Sage was raised in the rural Appalachian mountains of Virginia, where he was homeschooled off the grid. Encouraged to explore his curiosities at every turn, he continues to explore his surroundings in a similar manner. Today, his work explores notions of culture, place, and identity.
He lives in Portland, Oregon with his wife and four chickens. He has a BFA in graphic design from Virginia Commonwealth University (2008), and spent the past 10 years working as an interactive designer and art director before starting his own studio in 2015. Trail running, fly fishing, and cooking help maintain his sanity.
His work has been published by Aint-Bad Magazine, and exhibited at the Newspace Gallery coSPACE in Portland, Oregon.

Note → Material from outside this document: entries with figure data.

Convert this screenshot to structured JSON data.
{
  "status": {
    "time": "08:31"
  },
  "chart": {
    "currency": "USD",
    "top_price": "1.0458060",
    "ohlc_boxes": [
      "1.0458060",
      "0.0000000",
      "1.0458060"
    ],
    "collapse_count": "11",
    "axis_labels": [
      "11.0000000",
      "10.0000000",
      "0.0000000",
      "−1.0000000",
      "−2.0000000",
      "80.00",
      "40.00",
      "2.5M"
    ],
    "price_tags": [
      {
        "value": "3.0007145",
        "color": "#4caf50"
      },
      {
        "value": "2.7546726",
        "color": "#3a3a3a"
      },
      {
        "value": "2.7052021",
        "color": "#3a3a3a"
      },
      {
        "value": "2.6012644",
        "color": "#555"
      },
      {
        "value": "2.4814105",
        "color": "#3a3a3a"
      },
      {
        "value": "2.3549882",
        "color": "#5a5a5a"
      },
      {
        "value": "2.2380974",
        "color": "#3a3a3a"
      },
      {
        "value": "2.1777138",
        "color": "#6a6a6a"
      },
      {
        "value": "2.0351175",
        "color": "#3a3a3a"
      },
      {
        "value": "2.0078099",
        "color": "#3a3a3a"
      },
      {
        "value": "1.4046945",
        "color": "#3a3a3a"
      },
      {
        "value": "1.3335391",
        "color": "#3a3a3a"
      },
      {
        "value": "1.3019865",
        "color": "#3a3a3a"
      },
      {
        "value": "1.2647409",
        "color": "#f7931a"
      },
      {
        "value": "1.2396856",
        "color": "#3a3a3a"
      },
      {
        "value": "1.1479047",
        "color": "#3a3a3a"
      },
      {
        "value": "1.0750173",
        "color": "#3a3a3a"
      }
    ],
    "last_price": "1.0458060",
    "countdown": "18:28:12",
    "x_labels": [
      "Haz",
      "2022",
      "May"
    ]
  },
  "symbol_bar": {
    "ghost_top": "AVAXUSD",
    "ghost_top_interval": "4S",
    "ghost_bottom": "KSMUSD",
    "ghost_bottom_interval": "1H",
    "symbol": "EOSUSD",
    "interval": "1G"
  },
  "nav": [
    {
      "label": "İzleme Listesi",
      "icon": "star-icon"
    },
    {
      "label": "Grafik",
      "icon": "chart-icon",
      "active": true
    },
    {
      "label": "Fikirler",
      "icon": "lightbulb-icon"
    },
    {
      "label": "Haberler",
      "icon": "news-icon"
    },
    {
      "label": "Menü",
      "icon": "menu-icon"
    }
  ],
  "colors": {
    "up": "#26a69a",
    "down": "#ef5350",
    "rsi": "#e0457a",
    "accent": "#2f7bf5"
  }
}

PROJECT SPOTLIGHT: Fieldwork
2015 – present
When and where did Fieldwork begin?
East of Oregon’s Cascade range there’s a dramatic shift in climate from the damp, wet, forested mountains, to an arid expanse of sagebrush and juniper. This vast landscape, the high desert, is the primary inspiration for Fieldwork. This place has an inexplicable hold over me, bringing me back time and time again.
It’s easy to think that the desert is empty, dry, and void of life but if you know where to look (or how to see it) there’s a complex web of relationships that exist, creating a wild and diverse ecosystem. In many ways, I think that’s how Fieldwork began. I was initially simply documenting restoration projects being done by a local conservation non-profit on a fairly surface level, not seeing the project as much deeper than simply documenting the work, but as I began to put the pieces together I started to see a more complex story unfolding.
Where do you see this project going?
I started to realize that while each of the subjects in this work come from different experiences, they’re all brought together by the relationship they share with this unique landscape. Ultimately this series is about our relationship to place and what that means. The investigation of that relationship has become the primary focus of Fieldwork.
I plan to continue this project for some time, digging as deep as I can to understand this particular piece of the puzzle. Simultaneously, I’m going to continue my investigation into the complex web of relationships surrounding this place as far as it can take me, probably resulting in a few different projects in the end.
Much of the work being done throughout this series takes place on federally managed public lands. As public lands continue to come under threat from our current administration, I’m thinking about how Fieldwork can contribute to that conversation, ultimately hoping to show a positive example of public lands stewardship and the greater value of public lands to a wider audience. I hope that this project can inspire viewers to examine their own relationship to public lands, and if they don’t have one, start one.
The work hasn’t been exhibited anywhere, but that’s definitely on my mind.
What helps you sustain your current creative practice?
It’s so obvious, but the biggest thing I’ve learned recently is how important it is to continue putting time and energy into my practice, even when I don’t want to, and especially when it feels hard. It’s not easy, and I struggle a lot finding my focus and productivity on a regular basis. Building consistency over time for anything I do is always key for me — work, running, writing, whatever.
I try and write regularly, first thing every morning if possible, and that really helps set me straight for the day. Running is also huge. I often wish I had a way to record my thoughts when I’m out on a long run. More than anything I’m trying to be mindful as much as possible and stay focused on the bigger picture. It’s easy to get bogged down and stuck in my own head, and I hate that. I’m trying to be more positive.
What’s next for you?
I have a few projects in their early stages that I am looking forward to developing further, but I don’t know how to explain them yet. The dream is to travel as much as I can and get paid to make photographs. Going back to school may be in my future at some point, which is exciting and terrifying at the same time.